Thursday, March 15, 2007

My Life Raising Funds

Okay, so I'm bored. Powerfully bored. I love the people I work with, I love having a mission we succeed at year after year, I'm decently compensated and have fantastic benefits. I like wearing jeans and sweaters to work. I like that I'm comfortable sitting next to any one of more than 50 staff members and having a conversation about common values and interests. I love knowing that people's lives will be profoundly impacted by what I do.

The difficulty is the boredom. Here's the bulk of the work I have to do: gather annual reports. Look up each individual on the list of donors in the annual reports on QwestDex.com. Sort through pages of names looking for the right one. Enter name, address, telephone information into fundraising database.

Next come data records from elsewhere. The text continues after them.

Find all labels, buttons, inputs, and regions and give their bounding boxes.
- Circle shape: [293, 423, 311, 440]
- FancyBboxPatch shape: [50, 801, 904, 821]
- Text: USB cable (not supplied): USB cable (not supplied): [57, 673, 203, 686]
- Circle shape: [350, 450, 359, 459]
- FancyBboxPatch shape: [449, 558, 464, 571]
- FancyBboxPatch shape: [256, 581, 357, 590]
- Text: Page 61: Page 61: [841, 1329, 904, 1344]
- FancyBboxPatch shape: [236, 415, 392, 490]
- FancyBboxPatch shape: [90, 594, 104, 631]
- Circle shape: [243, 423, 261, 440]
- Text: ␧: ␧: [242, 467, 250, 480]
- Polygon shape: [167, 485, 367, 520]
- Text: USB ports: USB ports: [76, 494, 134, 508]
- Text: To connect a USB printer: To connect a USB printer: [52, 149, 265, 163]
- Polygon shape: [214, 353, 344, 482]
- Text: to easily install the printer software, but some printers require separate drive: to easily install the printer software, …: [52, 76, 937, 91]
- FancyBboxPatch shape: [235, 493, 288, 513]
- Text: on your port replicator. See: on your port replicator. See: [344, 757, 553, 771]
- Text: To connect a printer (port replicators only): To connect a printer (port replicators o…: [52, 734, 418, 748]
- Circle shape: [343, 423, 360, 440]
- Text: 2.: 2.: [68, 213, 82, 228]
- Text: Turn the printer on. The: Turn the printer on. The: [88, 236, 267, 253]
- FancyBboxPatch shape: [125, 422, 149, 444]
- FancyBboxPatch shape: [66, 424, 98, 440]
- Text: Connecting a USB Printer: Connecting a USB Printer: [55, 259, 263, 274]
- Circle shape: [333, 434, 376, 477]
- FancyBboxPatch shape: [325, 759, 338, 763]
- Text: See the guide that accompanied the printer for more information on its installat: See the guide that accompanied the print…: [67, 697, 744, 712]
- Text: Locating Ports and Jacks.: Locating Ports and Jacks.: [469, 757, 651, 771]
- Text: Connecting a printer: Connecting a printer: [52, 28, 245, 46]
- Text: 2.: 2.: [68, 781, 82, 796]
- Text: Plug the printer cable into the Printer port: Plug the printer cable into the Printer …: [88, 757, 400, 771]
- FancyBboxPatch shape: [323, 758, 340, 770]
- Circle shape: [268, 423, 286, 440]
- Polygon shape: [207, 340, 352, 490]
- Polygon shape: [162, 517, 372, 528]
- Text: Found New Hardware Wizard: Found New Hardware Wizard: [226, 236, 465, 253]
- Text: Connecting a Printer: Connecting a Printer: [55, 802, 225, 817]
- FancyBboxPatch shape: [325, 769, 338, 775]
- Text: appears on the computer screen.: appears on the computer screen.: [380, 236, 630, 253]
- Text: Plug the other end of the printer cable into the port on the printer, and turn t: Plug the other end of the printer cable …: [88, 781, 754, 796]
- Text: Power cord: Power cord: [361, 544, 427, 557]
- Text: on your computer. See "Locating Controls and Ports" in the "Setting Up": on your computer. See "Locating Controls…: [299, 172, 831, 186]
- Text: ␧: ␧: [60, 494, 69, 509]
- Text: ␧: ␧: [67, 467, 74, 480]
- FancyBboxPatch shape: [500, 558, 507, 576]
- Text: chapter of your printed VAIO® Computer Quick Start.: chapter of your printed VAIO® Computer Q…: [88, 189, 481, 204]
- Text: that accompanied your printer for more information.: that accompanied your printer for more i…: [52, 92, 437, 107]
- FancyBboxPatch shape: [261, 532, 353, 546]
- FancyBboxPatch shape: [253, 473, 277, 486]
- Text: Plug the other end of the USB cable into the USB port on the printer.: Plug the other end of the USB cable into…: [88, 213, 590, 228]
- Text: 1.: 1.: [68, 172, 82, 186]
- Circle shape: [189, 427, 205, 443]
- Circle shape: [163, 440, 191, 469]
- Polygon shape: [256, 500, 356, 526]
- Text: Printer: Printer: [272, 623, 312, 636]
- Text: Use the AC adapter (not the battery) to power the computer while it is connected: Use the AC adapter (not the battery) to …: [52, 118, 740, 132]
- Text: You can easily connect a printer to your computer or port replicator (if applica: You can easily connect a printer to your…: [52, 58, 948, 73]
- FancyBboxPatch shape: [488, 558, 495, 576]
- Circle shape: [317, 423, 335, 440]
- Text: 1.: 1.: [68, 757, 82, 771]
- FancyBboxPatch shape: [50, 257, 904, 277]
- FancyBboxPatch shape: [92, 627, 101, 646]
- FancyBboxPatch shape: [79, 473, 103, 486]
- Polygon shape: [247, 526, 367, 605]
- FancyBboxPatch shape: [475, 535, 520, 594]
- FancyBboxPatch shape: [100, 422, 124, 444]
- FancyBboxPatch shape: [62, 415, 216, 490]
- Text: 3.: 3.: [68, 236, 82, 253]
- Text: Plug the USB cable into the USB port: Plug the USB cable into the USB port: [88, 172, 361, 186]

There are a number of people in the world who would kill for this job. After several hours of this activity, I'm ready to jump out my office window. Meetings with my boss are spent talking about how to extract money from people with obscene amounts of it. He thinks about this ALL. THE. TIME. Every waking hour. Even in his "leisure" time. If he's not thinking about that, he's thinking about what he'd do if he had a certain amount of money. "It's a fun thing to do when you're running," he told me yesterday. "Think about what you'd do with $5 million dollars. It's easy enough to spend $5 million, but then try to go up from there. These CEOs make hundreds of millions of dollars per year. That's what's so great about fundraising - you get to figure out how to get them to give it to you so you can put it to good use." I believe we put money to good use. I also believe that it is nauseating that some people make hundreds of millions of dollars per year while other people wonder where they'll sleep tonight, or how they'll feed their children. That some people operate on survival instinct only, and do not have the opportunity to evaluate a financial plan, or consider higher education, or heat their homes at night. It's difficult for me to disguise my contempt for these individuals. I shift uncomfortably in my chair when I meet with my boss, trying to seem interested when what I feel is fury.

I've spoken to a number of people about this, but have not yet spoken to my boss about it. The bottom line is that I need more stimulating work to do. Data entry is not for someone with six years of professional experience. I'm not being offered any opportunities for professional growth. The bigger question - the one that I think makes this such a difficult discussion for me - is whether or not I just made a misstep in choosing fundraising as an occupation, and therefore need to leave this organization. The thought of that makes me terribly sad, but the longer this goes on, the more I know the answers.